Third, the increased health burden (and therefore economic burden) society is facing from both Long Covid and the increased risk of major health problems is not a matter that can or should be ignored. A recent paper showed that compared with a first Covid-19 infection, reinfection increases the risk of problems ranging from heart and lung disorders, clotting issues, diabetes, kidney disorders and even mental health disorders. The increased risks were still there six months after the reinfections and the research showed that being infected three times increased the risks further.

Each infection also increases the risk of suffering Long Covid. An estimated 2 million people in the UK are currently suffering symptoms of Long Covid, with 1.4 million of them reporting that it adversely affects their day-to-day living. A third of the Long Covid cases resulted from Omicron infections – so nearly 650,000 people are facing ongoing health problems as a result of catching the ‘mild’ Omicron variant.

Covid-19 is not a seasonal virus, and it is nothing like any other virus we have ‘learned to live with’ before. Despite it being the summer, and Omicron killing far fewer people than previous variants (largely thanks to the vaccines), it is still killing more people daily than any other infectious disease in this country.
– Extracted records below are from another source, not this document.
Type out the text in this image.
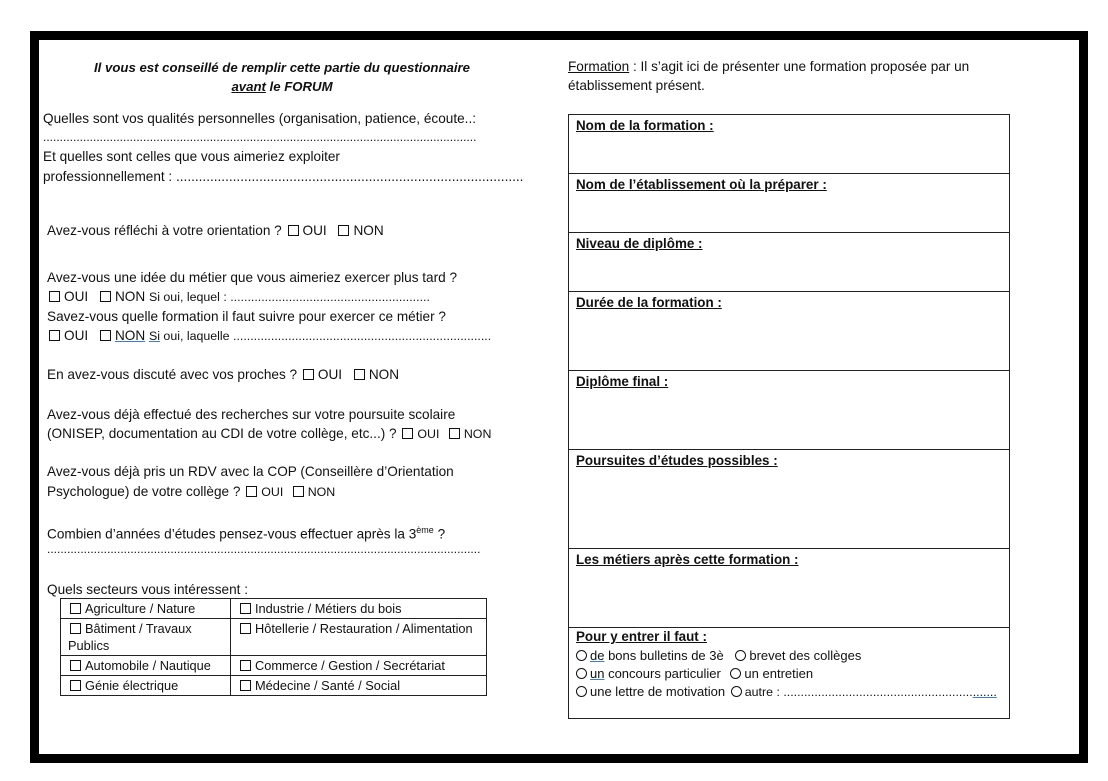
Il vous est conseillé de remplir cette partie du questionnaire
avant le FORUM
Quelles sont vos qualités personnelles (organisation, patience, écoute..:
..................................................................................................................................
Et quelles sont celles que vous aimeriez exploiter
professionnellement : ............................................................................................
Avez-vous réfléchi à votre orientation ? OUI NON
Avez-vous une idée du métier que vous aimeriez exercer plus tard ?
OUI NON Si oui, lequel : ..........................................................
Savez-vous quelle formation il faut suivre pour exercer ce métier ?
OUI NON Si oui, laquelle ...........................................................................
En avez-vous discuté avec vos proches ? OUI NON
Avez-vous déjà effectué des recherches sur votre poursuite scolaire
(ONISEP, documentation au CDI de votre collège, etc...) ? OUI NON
Avez-vous déjà pris un RDV avec la COP (Conseillère d’Orientation
Psychologue) de votre collège ? OUI NON
Combien d’années d’études pensez-vous effectuer après la 3ème ?
..................................................................................................................................
Quels secteurs vous intéressent :
Agriculture / Nature	Industrie / Métiers du bois
Bâtiment / Travaux Publics	Hôtellerie / Restauration / Alimentation
Automobile / Nautique	Commerce / Gestion / Secrétariat
Génie électrique	Médecine / Santé / Social
Formation : Il s’agit ici de présenter une formation proposée par un
établissement présent.
Nom de la formation :
Nom de l’établissement où la préparer :
Niveau de diplôme :
Durée de la formation :
Diplôme final :
Poursuites d’études possibles :
Les métiers après cette formation :
Pour y entrer il faut :
de bons bulletins de 3è brevet des collèges
un concours particulier un entretien
une lettre de motivation autre : ..............................................................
It cannot simply be ignored.

So what can be done?

Learning to live with the burden of Covid-19 needs to take many forms., We can prevent infection and spread by:

  • using masks in enclosed spaces;
  • upgrading ventilation and air purification in public buildings;
  • providing support for people to isolate;
  • providing free and easily accessible testing;
  • and issuing sound public messaging on the dangers Covid-19 still poses.

We also need continued funding into better treatments and vaccine development, to aim for vaccines that prevent infections from all strains of Covid-19.

Covid-19 is still a very real and present danger to us all, whether that is the serious risk of hospitalisation and death to the elderly and clinically vulnerable, the risk of long-term health problems to each of us, regardless of age or health status, or simply the disruption to our lives of repeated bouts of illness, time off work, decreased services as others are off sick etc.

Monitoring of Covid-19 levels remains vital, so we are aware of new variants as they emerge, and so people can assess the risks accurately and take appropriate action.

Most of the mitigations that need to be implemented to tackle Covid-19 would also have the added benefit of helping prevent the spread of flu and other respiratory diseases. The knowledge is there: all that’s lacking is the political will to act.

While the government fails to act in the public interest, it’s up to every individual to take personal responsibility. As Covid-19 cases are reaching another record high, and the NHS declares a summer crisis, with ambulance services on ‘black alert’, we need to do all we can to keep ourselves and those around us as healthy as possible. Avoiding Covid-19 infection should still be a priority, given everything we know about the risks of long-term health problems.

So, mask up in crowded or indoor public spaces, work from home, if possible, isolate if you have symptoms, and test yourself before visiting vulnerable friends and relatives: you know it makes sense!